A Man in Full
- First edition
- Author: Tom Wolfe
- Language: English
- Publisher: Farrar, Straus & Giroux
- Publication date: November 12, 1998
- Publication place: United States
- Media type: Print (Hardback)
- Pages: 742 pages
- ISBN: 0-374-27032-5
- OCLC: 39339625
- Dewey Decimal: 813/.54 21
- LC Class: PS3573.O526 M26 1998

= A Man in Full =

1998 novel by Tom Wolfe

A Man in Full is the second novel by Tom Wolfe, published on November 12, 1998, by Farrar, Straus & Giroux. It is set primarily in Atlanta, with a significant portion of the story also taking place in the East Bay region of the San Francisco Bay Area.

==Summary==
A Man in Full is a satirical novel set in Georgia in the late 20th century. It tells the story of characters, black and white, from Georgia's various social and economic classes. These include Charles "Cap'm Charlie" Croker, a real estate mogul and member of Atlanta's high society who is suddenly facing bankruptcy; Martha Croker, his first wife, trying to maintain her social standing without her husband; Ray Peepgass, who is trying illegally to capitalize on Croker's fall; Roger "Too White" White II, a prominent black lawyer; and Conrad Hensley, a young man in prison who discovers the philosophy of Stoicism via Epictetus.

The novel begins with the characters learning of the rumored rape of a young white heiress by a black superstar athlete, Fareek "The Cannon" Fanon. Though the incident is unimportant to the lives of the characters, the potential for the rumor to incite race riots in metropolitan Atlanta has a profound effect on all of their lives. Local politics and business interests become involved, including the president of the bank to which Croker is indebted, Roger Too White's former fraternity brother (now mayor of Atlanta), and the entirety of "respectable" Atlanta society.

A Man in Full is written much in the style of Wolfe's other fictions, such as The Bonfire of the Vanities and I Am Charlotte Simmons.

==Reactions==
Released eleven years after Wolfe's best-selling novel The Bonfire of the Vanities, A Man in Full was widely anticipated; Wolfe was known to be working on the research for this follow-up effort for several years.

Most of the mainstream American newspapers and news magazines gave the book positive reviews.
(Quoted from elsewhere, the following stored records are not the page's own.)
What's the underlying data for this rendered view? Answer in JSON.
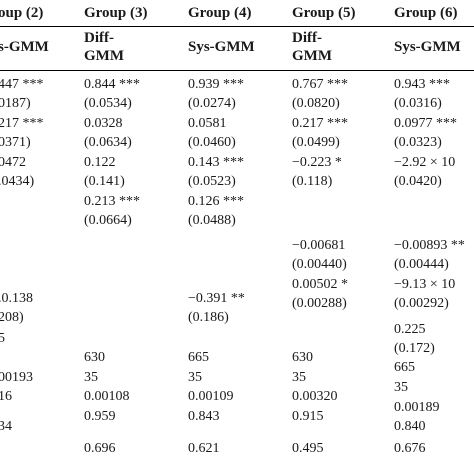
{
  "headers": [
    "oup (2)",
    "Group (3)",
    "Group (4)",
    "Group (5)",
    "Group (6)"
  ],
  "subheaders": [
    [
      "s-GMM"
    ],
    [
      "Diff-",
      "GMM"
    ],
    [
      "Sys-GMM"
    ],
    [
      "Diff-",
      "GMM"
    ],
    [
      "Sys-GMM"
    ]
  ],
  "columns": [
    [
      "447 ***",
      "0187)",
      "217 ***",
      "0371)",
      "0472",
      ".0434)",
      ".0.138",
      "208)",
      "5",
      "",
      "00193",
      "16",
      "",
      "34"
    ],
    [
      "0.844 ***",
      "(0.0534)",
      "0.0328",
      "(0.0634)",
      "0.122",
      "(0.141)",
      "0.213 ***",
      "(0.0664)",
      "630",
      "35",
      "0.00108",
      "0.959",
      "0.696"
    ],
    [
      "0.939 ***",
      "(0.0274)",
      "0.0581",
      "(0.0460)",
      "0.143 ***",
      "(0.0523)",
      "0.126 ***",
      "(0.0488)",
      "−0.391 **",
      "(0.186)",
      "665",
      "35",
      "0.00109",
      "0.843",
      "0.621"
    ],
    [
      "0.767 ***",
      "(0.0820)",
      "0.217 ***",
      "(0.0499)",
      "−0.223 *",
      "(0.118)",
      "−0.00681",
      "(0.00440)",
      "0.00502 *",
      "(0.00288)",
      "630",
      "35",
      "0.00320",
      "0.915",
      "0.495"
    ],
    [
      "0.943 ***",
      "(0.0316)",
      "0.0977 ***",
      "(0.0323)",
      "−2.92 × 10",
      "(0.0420)",
      "−0.00893 **",
      "(0.00444)",
      "−9.13 × 10",
      "(0.00292)",
      "0.225",
      "(0.172)",
      "665",
      "35",
      "0.00189",
      "0.840",
      "0.676"
    ]
  ]
}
However, a second wave of reviews in more highbrow literary outlets were more critical. Some of this more pointed criticism, mixed with praise for Wolfe's style, came from established American novelists, including John Updike and Norman Mailer. In addition, novelist John Irving criticized Wolfe's novel during an interview on a Canadian television program. Wolfe countered this criticism in his book Hooking Up, calling the three authors his "three stooges" who were actually shaken by the support he received. The novelists, he claimed, were threatened by the success of his technique – writing a novel based on reporting techniques – and were failing to engage the world around them. According to Mailer's review, the book had sold over 750,000 copies by December 1998.

The book was credited with allusions to, or the caricaturing of, some prominent members of contemporary Atlanta society.

==Other media==
The abridged audiobook of A Man in Full was narrated by American actor David Ogden Stiers.
The unabridged audiobook of A Man in Full was released in 2018 and was narrated by American actor Michael Prichard.

==Adaptation==

In November 2021, Netflix ordered a six-episode limited television series adaptation of the novel with Regina King as director and executive producer and David E. Kelley as showrunner. The miniseries was released on May 2, 2024 to mixed reviews.